MUMBAI, October 25: The Supreme Court of India recently ordered the City and Industrial Development Corporation (CIDCO) not to grant occupation certificates to the 11 buildings in the Paranjpe Nagar, Kophrad village, Vasai, until Messers Paranjpe Construction Company provides for sanitation and drinking water facilities.The order comes in the wake of a special leave petition filed by Kophrad village panchayat sarpanch Manvel Tuskano and other villagers. The direction is given by the bench of Chief Justice Adarsh Sein Anand, Justice K T Thomas and Justice Sreenivasan. The apex court has directed CIDCO, planning authority for the Vasai-Virar region, to protect the natural environment of the distant suburbs which are being increasingly inhabited by new settlers from Mumbai.
The order is significant in the light of numerous housing complexes dotting these suburbs, many of which lack adequate infrastructural facilities. The new buildings have an inevitable adverse effect on the natural resources of theregion, especially the green zone marked as per town planning rules.In the case of 20 completed buildings in Paranjpe Nagar, the court has directed the builder to provide drinking water on a priority basis, and that too from water tankers and not from the local wells. CIDCO has been ordered to monitor the sources of the drinking water supply to the entire Paranjpe Nagar.
The court had appointed a commissioner to survey the adverse effects of Paranjpe Nagar's construction activity at Kophrad.

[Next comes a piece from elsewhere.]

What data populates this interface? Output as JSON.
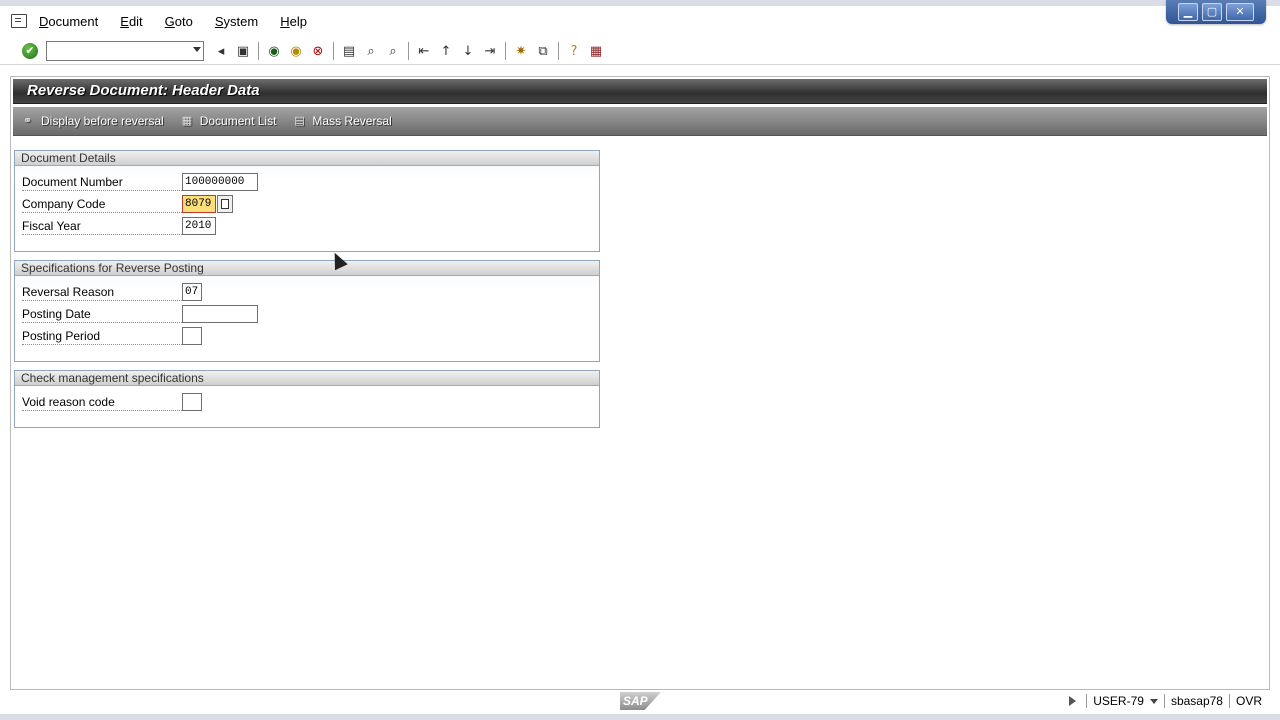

It was then found that debris accumulated near the construction site was blocking the sanitation outlets in the village. Moreover, there was water logging in adjoining agricultural plots. Drainage water from the housing complex was seeping into the playground of the nearby St Joseph High School. Therefore, the court directed the respondent construction company to build a canal along the south boundary to allow the water to drain. The existing drain is also to be desilted to facilitate water flow.
Two years ago,Tuskano and other petitioners had moved the Bombay High Court against the ill-effects of construction work at Paranjpe Nagar. The high court stayed construction, but the stay was lifted and the villagers then moved the apex court on the construction activity. They pointed out that CIDCO had given its go-ahead to the Paranjpe construction company despite a policy of not allowing construction beyond one and a half kms from the railway track. The government has decided to allow development in the green zone only to contain the natural growth in population, and not for any commercial construction activity. The petitioners also complained that CIDCO did not take local settlers into confidence before sanctioning such a major private housing project.